3. The applicant complains that the courts failed to respect the presumption of innocence when deciding on his compensation claim. He invokes Article 6 § 2 of the Convention which reads as follows:
“Everyone charged with a criminal offence shall be presumed innocent until proved guilty according to law.”
The Government contend that the present case has to be distinguished from the above-cited Sekanina v. Austria case. What was decisive in that case was that the courts, deciding on the compensation claim, assessed the question whether the suspicion against the accused had been dissipated on the basis of the file, thereby replacing the jury’s evaluation of the evidence. In the present case, the courts did no more than repeating the reasons given in the supplement to the abridged version of the Regional Court’s judgment of 31 March 1995 without making any re-assessment of the applicant’s guilt. Referring to the Constitutional Court’s judgment of 29 September 1994, the Government argue that in these circumstances there was no violation of Article 6 § 2 of the Convention.

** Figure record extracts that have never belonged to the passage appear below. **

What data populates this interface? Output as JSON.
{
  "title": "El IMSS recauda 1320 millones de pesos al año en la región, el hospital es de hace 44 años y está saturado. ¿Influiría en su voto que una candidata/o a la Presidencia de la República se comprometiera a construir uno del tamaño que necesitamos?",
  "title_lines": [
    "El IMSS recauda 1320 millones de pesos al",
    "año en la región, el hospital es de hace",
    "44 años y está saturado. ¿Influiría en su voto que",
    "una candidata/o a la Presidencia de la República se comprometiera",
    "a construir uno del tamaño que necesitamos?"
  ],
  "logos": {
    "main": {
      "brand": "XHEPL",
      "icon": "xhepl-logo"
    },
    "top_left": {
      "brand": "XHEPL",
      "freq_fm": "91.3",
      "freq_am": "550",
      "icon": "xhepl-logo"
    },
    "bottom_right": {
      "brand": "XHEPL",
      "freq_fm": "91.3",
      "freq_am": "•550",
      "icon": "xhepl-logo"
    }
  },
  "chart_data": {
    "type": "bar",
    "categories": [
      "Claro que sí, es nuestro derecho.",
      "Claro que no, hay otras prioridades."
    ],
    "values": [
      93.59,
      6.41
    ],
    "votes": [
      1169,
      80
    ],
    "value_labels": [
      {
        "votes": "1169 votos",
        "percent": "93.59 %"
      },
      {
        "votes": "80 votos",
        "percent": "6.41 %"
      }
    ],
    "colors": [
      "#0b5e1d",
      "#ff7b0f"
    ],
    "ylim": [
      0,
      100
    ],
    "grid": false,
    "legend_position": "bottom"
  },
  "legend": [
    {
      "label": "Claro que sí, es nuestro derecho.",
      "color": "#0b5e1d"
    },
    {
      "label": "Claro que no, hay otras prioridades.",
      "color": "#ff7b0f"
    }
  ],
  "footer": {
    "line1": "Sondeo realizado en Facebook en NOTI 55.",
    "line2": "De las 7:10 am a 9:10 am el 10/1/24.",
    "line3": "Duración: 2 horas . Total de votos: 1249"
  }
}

The applicant did not make any submissions on this point.
The Court considers, in the light of the parties’ submissions, that this complaint raises complex issues of law and fact under the Convention, the determination of which should depend on an examination of the merits of the application. The Court concludes, therefore, that this part of the application is not manifestly ill-founded within the meaning of Article 35 § 3 of the Convention. No other grounds for declaring it inadmissible have been established.
For these reasons, the Court unanimously
Declares admissible, without prejudging the merits, the applicant’s complaint that the courts deciding on his compensation claim for detention on remand violated the presumption of innocence ;
Declares inadmissible the remainder of the application.